Although the mechanism of flagging the initialization is not specified by the standard, the implication is pretty clear. Section (C++-98: 6.7;4) states that "an object is initialized the first time control passes through its declaration; . . . If the initialization exits by throwing an exception, the initialization is not complete, so it will be tried again the next time control enters the declaration. If control re-enters the declaration (recursively) while the object is being initialized, the behaviour is undefined." Hence, the previous function actually looks much like the following, under the covers:

Listing 11.10.



Local &GetLocal()


{


  static bool  __bLocalInitialized__  = false;


  static byte  __localBytes__[sizeof(Local)];


  if(!__bLocalInitialized__)


  {


    new(__localBytes__) Local();


    __bLocalInitialized__ = true;


  }


  return *reinterpret_cast<Local*>(__localBytes__);


}

The problem with this situation is that in multithreaded environments it is subject to a race condition. Two or more threads could come in and see that __bLocalInitialized__ is false, and simultaneously go on to construct local. This could result in a leak, or it could crash the process, but whatever does happen it's undesirable.

One might naively^[10] suppose that using the volatile keyword on the static declaration might help. After all, the C standard says (C99-5.1.2.3;2) that "accessing a volatile object, modifying an object, modifying a file, or calling a function that does any of those operations are all side effects, which are changes in the state of the execution environment. . . . At certain specified points in the execution sequence called sequence points, all side effects of previous evaluations shall be complete and no side effects of subsequent evaluations shall have taken place. (A summary of the sequence points is given in annex C.)" The C++ standard says much the same thing in (C++-98: 1.9;7).

^[10] I'm talking about myself here. Ah, bittersweet memories....

Alas, the fact that the standards say nothing about threading means that one cannot rely on an implementation supporting our presumption. In practice, the use of volatile does nothing to ensure that the use of an object is thread safe. Thus, volatile is essentially a mechanism for dealing with hardware, although it's occasionally useful for other things (see section 12.5).

Imperfection: Function-local static instances of classes with nontrivial constructors are not thread-safe.

11.3.1 Sacrifice Lazy Evaluation

One way to obviate this risk is to use the Schwarz counter to ensure that all local static instances are initialized prior to going into multithreaded mode (with the caveat being that threads are not initiated in any global object constructors, as mentioned in section 11.1). This is effective, but it does negate most of the purpose of having the object local. Furthermore, it is quite possible that some functions containing local statics would behave inappropriately if called too early; we could be back to the global object problems again.
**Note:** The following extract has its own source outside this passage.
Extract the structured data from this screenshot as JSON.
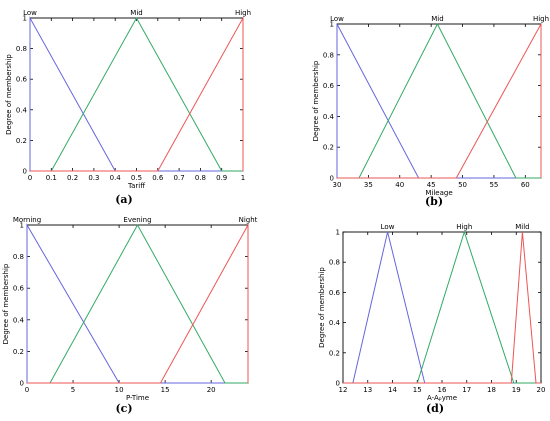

11.3.2 Spin Mutexes to the Rescue

The race condition inherent in the initialization of thread-local objects is very important, so it cannot be ignored. However, it is also very rare. We can trade on this rarity and use a wonderfully elegant solution,^[11] based on spin mutexes, which are themselves dependent on atomic operations, both of which were examined at length in Chapter 10.
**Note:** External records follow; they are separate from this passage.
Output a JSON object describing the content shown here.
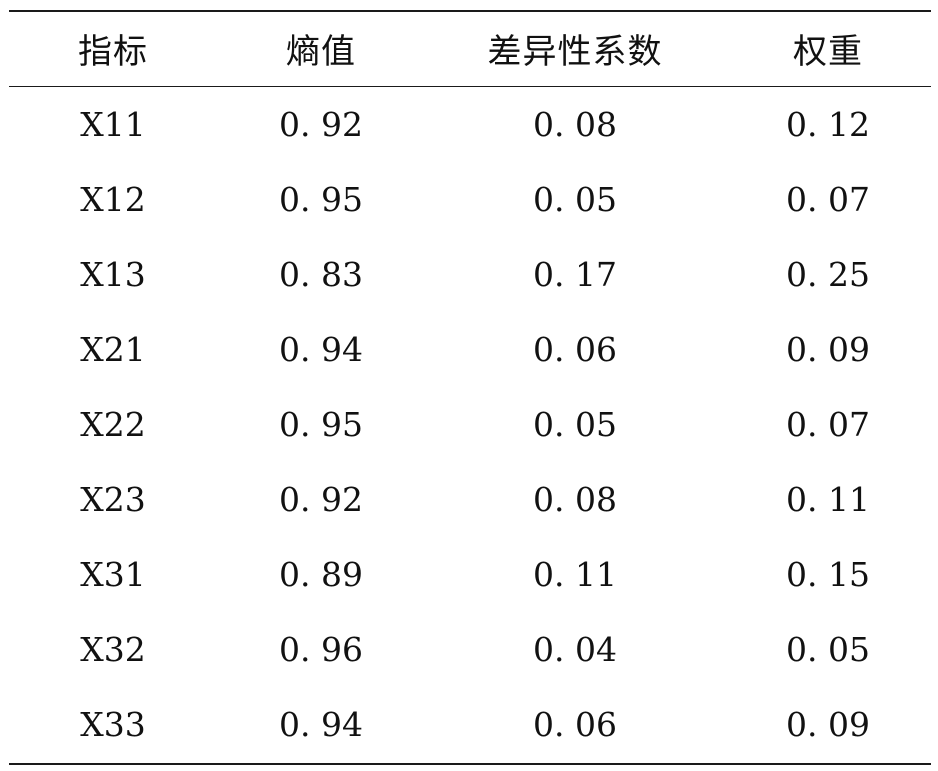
{
  "table": {
    "headers": [
      "指标",
      "熵值",
      "差异性系数",
      "权重"
    ],
    "rows": [
      [
        "X11",
        "0. 92",
        "0. 08",
        "0. 12"
      ],
      [
        "X12",
        "0. 95",
        "0. 05",
        "0. 07"
      ],
      [
        "X13",
        "0. 83",
        "0. 17",
        "0. 25"
      ],
      [
        "X21",
        "0. 94",
        "0. 06",
        "0. 09"
      ],
      [
        "X22",
        "0. 95",
        "0. 05",
        "0. 07"
      ],
      [
        "X23",
        "0. 92",
        "0. 08",
        "0. 11"
      ],
      [
        "X31",
        "0. 89",
        "0. 11",
        "0. 15"
      ],
      [
        "X32",
        "0. 96",
        "0. 04",
        "0. 05"
      ],
      [
        "X33",
        "0. 94",
        "0. 06",
        "0. 09"
      ]
    ]
  }
}
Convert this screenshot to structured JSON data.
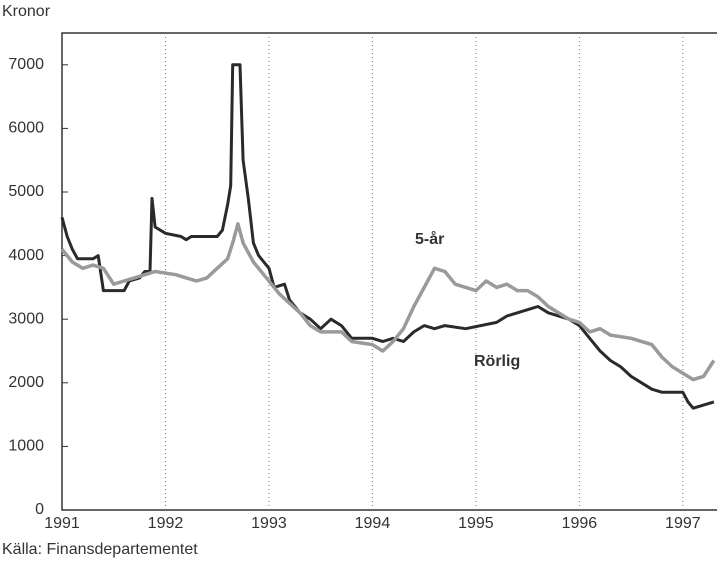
{
  "chart_data": {
    "type": "line",
    "y_label": "Kronor",
    "source": "Källa: Finansdepartementet",
    "xlim": [
      1991,
      1997.33
    ],
    "xticks": [
      1991,
      1992,
      1993,
      1994,
      1995,
      1996,
      1997
    ],
    "ylim": [
      0,
      7500
    ],
    "yticks": [
      0,
      1000,
      2000,
      3000,
      4000,
      5000,
      6000,
      7000
    ],
    "grid": true,
    "series": [
      {
        "name": "Rörlig",
        "color": "#2a2a2a",
        "x": [
          1991.0,
          1991.05,
          1991.1,
          1991.15,
          1991.3,
          1991.35,
          1991.4,
          1991.6,
          1991.65,
          1991.75,
          1991.8,
          1991.85,
          1991.87,
          1991.9,
          1992.0,
          1992.15,
          1992.2,
          1992.25,
          1992.5,
          1992.55,
          1992.6,
          1992.63,
          1992.65,
          1992.72,
          1992.75,
          1992.8,
          1992.85,
          1992.9,
          1993.0,
          1993.05,
          1993.15,
          1993.2,
          1993.3,
          1993.4,
          1993.5,
          1993.6,
          1993.7,
          1993.8,
          1994.0,
          1994.1,
          1994.2,
          1994.3,
          1994.4,
          1994.5,
          1994.6,
          1994.7,
          1994.9,
          1995.2,
          1995.3,
          1995.5,
          1995.6,
          1995.7,
          1995.9,
          1996.0,
          1996.1,
          1996.2,
          1996.3,
          1996.4,
          1996.5,
          1996.6,
          1996.7,
          1996.8,
          1997.0,
          1997.05,
          1997.1,
          1997.2,
          1997.3
        ],
        "values": [
          4600,
          4300,
          4100,
          3950,
          3950,
          4000,
          3450,
          3450,
          3600,
          3650,
          3750,
          3750,
          4900,
          4450,
          4350,
          4300,
          4250,
          4300,
          4300,
          4400,
          4800,
          5100,
          7000,
          7000,
          5500,
          4900,
          4200,
          4000,
          3800,
          3500,
          3550,
          3300,
          3100,
          3000,
          2850,
          3000,
          2900,
          2700,
          2700,
          2650,
          2700,
          2650,
          2800,
          2900,
          2850,
          2900,
          2850,
          2950,
          3050,
          3150,
          3200,
          3100,
          3000,
          2900,
          2700,
          2500,
          2350,
          2250,
          2100,
          2000,
          1900,
          1850,
          1850,
          1700,
          1600,
          1650,
          1700
        ]
      },
      {
        "name": "5-år",
        "color": "#9a9a9a",
        "x": [
          1991.0,
          1991.1,
          1991.2,
          1991.3,
          1991.4,
          1991.5,
          1991.6,
          1991.7,
          1991.8,
          1991.9,
          1992.1,
          1992.2,
          1992.3,
          1992.4,
          1992.5,
          1992.6,
          1992.65,
          1992.7,
          1992.75,
          1992.85,
          1992.95,
          1993.1,
          1993.2,
          1993.3,
          1993.4,
          1993.5,
          1993.7,
          1993.8,
          1994.0,
          1994.1,
          1994.2,
          1994.3,
          1994.4,
          1994.5,
          1994.6,
          1994.7,
          1994.8,
          1995.0,
          1995.1,
          1995.2,
          1995.3,
          1995.4,
          1995.5,
          1995.6,
          1995.7,
          1995.9,
          1996.0,
          1996.1,
          1996.2,
          1996.3,
          1996.5,
          1996.7,
          1996.8,
          1996.9,
          1997.0,
          1997.1,
          1997.2,
          1997.3
        ],
        "values": [
          4100,
          3900,
          3800,
          3850,
          3800,
          3550,
          3600,
          3650,
          3700,
          3750,
          3700,
          3650,
          3600,
          3650,
          3800,
          3950,
          4200,
          4500,
          4200,
          3900,
          3700,
          3400,
          3250,
          3100,
          2900,
          2800,
          2800,
          2650,
          2600,
          2500,
          2650,
          2850,
          3200,
          3500,
          3800,
          3750,
          3550,
          3450,
          3600,
          3500,
          3550,
          3450,
          3450,
          3350,
          3200,
          3000,
          2950,
          2800,
          2850,
          2750,
          2700,
          2600,
          2400,
          2250,
          2150,
          2050,
          2100,
          2350
        ]
      }
    ]
  }
}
^[11] Reader hint: Anytime I refer to a solution as wonderfully elegant, you can be sure it's one that I think I've invented.



Local &GetLocal()


{


  static int              guard; // Will be zeroed at load time


  spin_mutex              smx(&guard); // Spin on "guard"
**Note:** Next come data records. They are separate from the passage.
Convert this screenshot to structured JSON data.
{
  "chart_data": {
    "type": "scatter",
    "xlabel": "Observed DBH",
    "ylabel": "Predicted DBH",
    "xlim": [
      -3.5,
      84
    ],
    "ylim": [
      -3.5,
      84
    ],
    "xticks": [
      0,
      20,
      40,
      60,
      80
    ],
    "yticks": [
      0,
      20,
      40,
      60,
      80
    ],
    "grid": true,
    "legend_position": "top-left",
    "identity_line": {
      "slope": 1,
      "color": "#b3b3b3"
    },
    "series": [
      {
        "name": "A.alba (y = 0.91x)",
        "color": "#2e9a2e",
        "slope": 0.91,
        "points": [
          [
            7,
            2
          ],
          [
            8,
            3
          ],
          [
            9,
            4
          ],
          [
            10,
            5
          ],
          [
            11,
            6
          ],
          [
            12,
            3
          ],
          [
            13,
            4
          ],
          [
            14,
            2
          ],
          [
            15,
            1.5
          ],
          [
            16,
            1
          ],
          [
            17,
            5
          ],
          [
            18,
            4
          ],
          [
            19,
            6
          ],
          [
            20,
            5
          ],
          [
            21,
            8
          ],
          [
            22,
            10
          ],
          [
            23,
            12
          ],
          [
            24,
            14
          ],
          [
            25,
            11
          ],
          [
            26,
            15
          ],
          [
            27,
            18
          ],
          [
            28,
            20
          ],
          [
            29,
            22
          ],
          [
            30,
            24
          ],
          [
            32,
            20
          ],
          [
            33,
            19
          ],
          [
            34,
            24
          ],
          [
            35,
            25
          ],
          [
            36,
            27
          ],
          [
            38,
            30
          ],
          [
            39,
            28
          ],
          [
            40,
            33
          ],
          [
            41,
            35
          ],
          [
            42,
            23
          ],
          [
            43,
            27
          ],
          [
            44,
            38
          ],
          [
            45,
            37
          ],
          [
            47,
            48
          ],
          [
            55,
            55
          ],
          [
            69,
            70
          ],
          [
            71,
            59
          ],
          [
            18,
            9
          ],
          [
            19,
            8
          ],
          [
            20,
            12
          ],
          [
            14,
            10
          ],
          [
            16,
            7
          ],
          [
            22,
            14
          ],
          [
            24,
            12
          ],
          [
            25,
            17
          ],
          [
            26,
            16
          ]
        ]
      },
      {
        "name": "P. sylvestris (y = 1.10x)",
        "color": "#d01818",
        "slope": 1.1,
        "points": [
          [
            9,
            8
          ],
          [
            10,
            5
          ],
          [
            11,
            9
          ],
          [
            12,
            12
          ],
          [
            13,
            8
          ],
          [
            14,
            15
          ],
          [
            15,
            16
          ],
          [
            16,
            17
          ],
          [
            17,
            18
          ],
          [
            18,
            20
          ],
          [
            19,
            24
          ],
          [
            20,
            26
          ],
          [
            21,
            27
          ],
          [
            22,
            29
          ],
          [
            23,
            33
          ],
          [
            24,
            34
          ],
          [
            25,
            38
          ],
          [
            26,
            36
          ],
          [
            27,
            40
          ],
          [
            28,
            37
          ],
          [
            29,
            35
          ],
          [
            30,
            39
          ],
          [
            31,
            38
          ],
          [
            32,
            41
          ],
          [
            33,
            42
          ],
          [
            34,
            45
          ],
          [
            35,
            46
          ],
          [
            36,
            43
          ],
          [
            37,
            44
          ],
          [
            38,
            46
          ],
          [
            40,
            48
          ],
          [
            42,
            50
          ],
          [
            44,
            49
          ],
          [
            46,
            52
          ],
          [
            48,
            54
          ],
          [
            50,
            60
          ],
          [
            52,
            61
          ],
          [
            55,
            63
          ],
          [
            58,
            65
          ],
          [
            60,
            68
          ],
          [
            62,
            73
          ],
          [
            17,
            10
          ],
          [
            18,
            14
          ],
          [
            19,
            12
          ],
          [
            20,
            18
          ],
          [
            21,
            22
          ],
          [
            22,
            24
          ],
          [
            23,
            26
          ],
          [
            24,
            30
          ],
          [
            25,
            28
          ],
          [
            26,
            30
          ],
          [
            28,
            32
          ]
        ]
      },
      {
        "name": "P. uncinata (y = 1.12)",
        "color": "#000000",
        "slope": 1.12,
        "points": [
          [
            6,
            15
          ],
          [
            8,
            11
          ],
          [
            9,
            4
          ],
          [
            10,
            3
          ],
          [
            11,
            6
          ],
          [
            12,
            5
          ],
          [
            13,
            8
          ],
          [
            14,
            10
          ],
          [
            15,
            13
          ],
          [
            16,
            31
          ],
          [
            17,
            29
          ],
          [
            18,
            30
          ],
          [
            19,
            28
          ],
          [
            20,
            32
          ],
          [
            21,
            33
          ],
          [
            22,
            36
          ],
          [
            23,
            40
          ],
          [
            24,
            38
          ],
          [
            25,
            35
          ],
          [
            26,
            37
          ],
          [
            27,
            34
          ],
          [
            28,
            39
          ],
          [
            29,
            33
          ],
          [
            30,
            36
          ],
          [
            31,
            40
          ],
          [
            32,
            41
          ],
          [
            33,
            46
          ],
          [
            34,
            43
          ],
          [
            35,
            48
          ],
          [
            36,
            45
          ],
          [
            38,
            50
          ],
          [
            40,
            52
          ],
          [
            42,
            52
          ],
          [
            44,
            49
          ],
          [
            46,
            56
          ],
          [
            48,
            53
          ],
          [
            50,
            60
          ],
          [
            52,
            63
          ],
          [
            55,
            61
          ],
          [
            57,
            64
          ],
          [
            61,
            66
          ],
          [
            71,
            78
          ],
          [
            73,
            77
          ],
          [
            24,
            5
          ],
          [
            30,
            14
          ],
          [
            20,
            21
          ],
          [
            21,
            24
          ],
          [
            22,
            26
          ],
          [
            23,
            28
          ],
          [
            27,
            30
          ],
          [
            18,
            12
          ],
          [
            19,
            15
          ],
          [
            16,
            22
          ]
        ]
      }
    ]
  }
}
  lock_scope<spin_mutex>  lock(smx);   // Scope lock of "smx"


  static Local            local;


  return local;


}

This all works because the static guard variable is set to zero during the zero-initialization phase of the process initialization. The non-static spin_mutex instance smx operates on guard, and is itself locked by a parameterization of the lock_scope template, also non-static. Therefore, the only way to get to the test of the unseen initialization flag for local, and to local itself, is guarded by the efficient guard mechanism of the spin mutex.

There's a cost to this, to be sure, but, as we saw in section 10.3, spin mutexes are very low cost except where there is a high degree of concurrent contention around the guarded section, or the guarded section is long, or both. Since in all but the first case the guarded section will consist of one compare (of the unseen initialization flag) and one move (returning the address of local), the section itself is very low cost. And it is hard to conceive of any client code where several threads will be contending for the Local singleton with such frequency that the likelihood of them wasting cycles in the spin will be appreciable. Therefore, this is a very good solution for guarding local statics against races.